S-FMD Threat Model

Open vs Closed World Setting

The previous literature on FMD (e.g. Beck et al. 2021, Seres et al. 2021) focuses on a model we will call the closed world setting where:

  • A single untrusted server performs FMD on behalf of users. This server has all detection keys.
  • All users in the messaging system use FMD.

This is appropriate for a messaging application using a single centralized server where FMD is a requirement at the protocol-level.

However, Penumbra operates in what we will call the open world setting in which:

  • Multiple untrusted servers perform FMD on behalf of users, i.e. there is no single centralized detection server with all detection keys.
  • Not all users use FMD: in Penumbra FMD is opt-in. A fraction of Penumbra users will download all messages, and never provide detection keys to a third party.

A further difference in Penumbra is that the total number of distinct users is unknown. Each user can create multiple addresses, and they choose whether or not to derive a detection key for a given address.

Assumptions

We assume the FMD construction is secure and the properties of correctness, fuzziness (false positives are detected with rate ), and detection ambiguity (the server cannot distinguish between false and true positives) hold as described in the previous section.

All parties malicious or otherwise can access the public chain state, e.g. the current and historical global network activity rates and the current and historical network false positive rates.

Each detection server also observes which messages are detected, but only for the detection keys they have been given. No detection server has detection keys for all users, since only a subset of users opt-in to FMD.

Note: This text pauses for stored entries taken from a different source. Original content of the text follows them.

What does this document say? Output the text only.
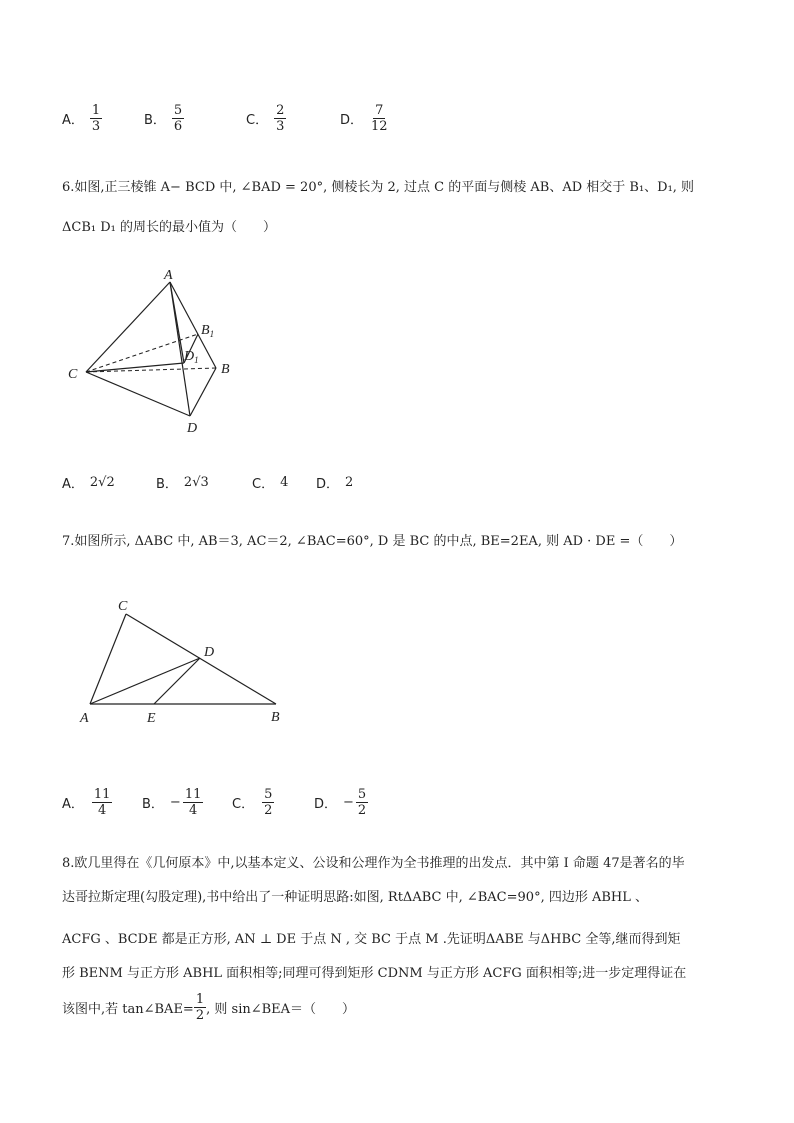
A． $\frac{1}{3}$	B． $\frac{5}{6}$	C． $\frac{2}{3}$	D． $\frac{7}{12}$
6.如图,正三棱锥 A− BCD 中, ∠BAD = 20°, 侧棱长为 2, 过点 C 的平面与侧棱 AB、AD 相交于 B₁、D₁, 则
ΔCB₁ D₁ 的周长的最小值为（　　）
A
B
C
D
$B_1$
$D_1$
A． 2√2	B． 2√3	C． 4 D． 2
7.如图所示, ΔABC 中, AB＝3, AC＝2, ∠BAC=60°, D 是 BC 的中点, BE=2EA, 则 AD · DE =（　　）
A	B
C
D
E
A． $\frac{11}{4}$ B． − $\frac{11}{4}$ C． $\frac{5}{2}$	D． − $\frac{5}{2}$
8.欧几里得在《几何原本》中,以基本定义、公设和公理作为全书推理的出发点．其中第 I 命题 47是著名的毕
达哥拉斯定理(勾股定理),书中给出了一种证明思路:如图, RtΔABC 中, ∠BAC=90°, 四边形 ABHL 、
ACFG 、BCDE 都是正方形, AN ⊥ DE 于点 N , 交 BC 于点 M .先证明ΔABE 与ΔHBC 全等,继而得到矩
形 BENM 与正方形 ABHL 面积相等;同理可得到矩形 CDNM 与正方形 ACFG 面积相等;进一步定理得证在
该图中,若 tan∠BAE= $\frac{1}{2}$ , 则 sin∠BEA＝（　　）
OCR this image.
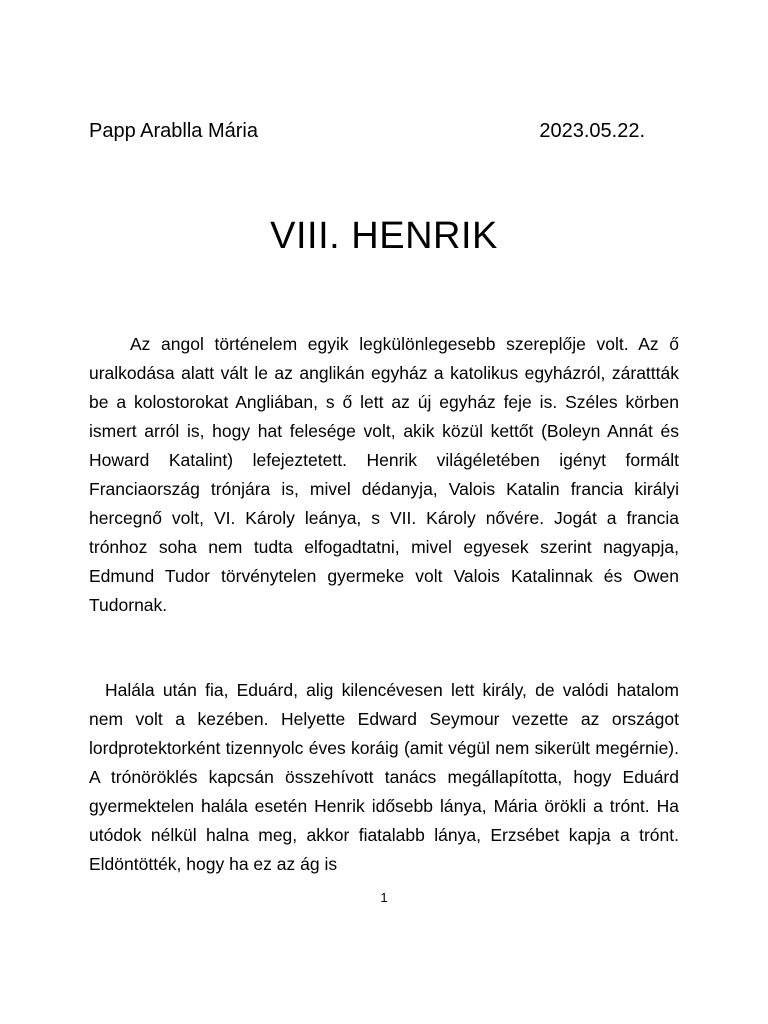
Papp Arablla Mária	2023.05.22.
VIII. HENRIK

Az angol történelem egyik legkülönlegesebb szereplője volt. Az ő uralkodása alatt vált le az anglikán egyház a katolikus egyházról, zárattták be a kolostorokat Angliában, s ő lett az új egyház feje is. Széles körben ismert arról is, hogy hat felesége volt, akik közül kettőt (Boleyn Annát és Howard Katalint) lefejeztetett. Henrik világéletében igényt formált Franciaország trónjára is, mivel dédanyja, Valois Katalin francia királyi hercegnő volt, VI. Károly leánya, s VII. Károly nővére. Jogát a francia trónhoz soha nem tudta elfogadtatni, mivel egyesek szerint nagyapja, Edmund Tudor törvénytelen gyermeke volt Valois Katalinnak és Owen Tudornak.

Halála után fia, Eduárd, alig kilencévesen lett király, de valódi hatalom nem volt a kezében. Helyette Edward Seymour vezette az országot lordprotektorként tizennyolc éves koráig (amit végül nem sikerült megérnie). A trónöröklés kapcsán összehívott tanács megállapította, hogy Eduárd gyermektelen halála esetén Henrik idősebb lánya, Mária örökli a trónt. Ha utódok nélkül halna meg, akkor fiatalabb lánya, Erzsébet kapja a trónt. Eldöntötték, hogy ha ez az ág is

1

A malicious detection server can passively compare the detected sets between users. They can also perform active attacks, sending additional messages to artificially increase global network volume, or to the user to increase the number of true positives. We consider these attacks in the next section. In the open world setting, multiple malicious detection servers may be attempting to boost traffic globally, or may target the same user. Malicious detection servers may collude, sharing the sets of detection keys they have in order to jointly maximize the information they learn about network activity.

We assume no detection servers have access to sender metadata, as would be the case if participants routed their traffic through a network privacy layer such as Tor.

A passive eavesdropper can observe the network traffic between recipient and detection server, and attempt to infer the number of messages they have downloaded. We assume the connection between the detection server and recipient is secured using HTTPS.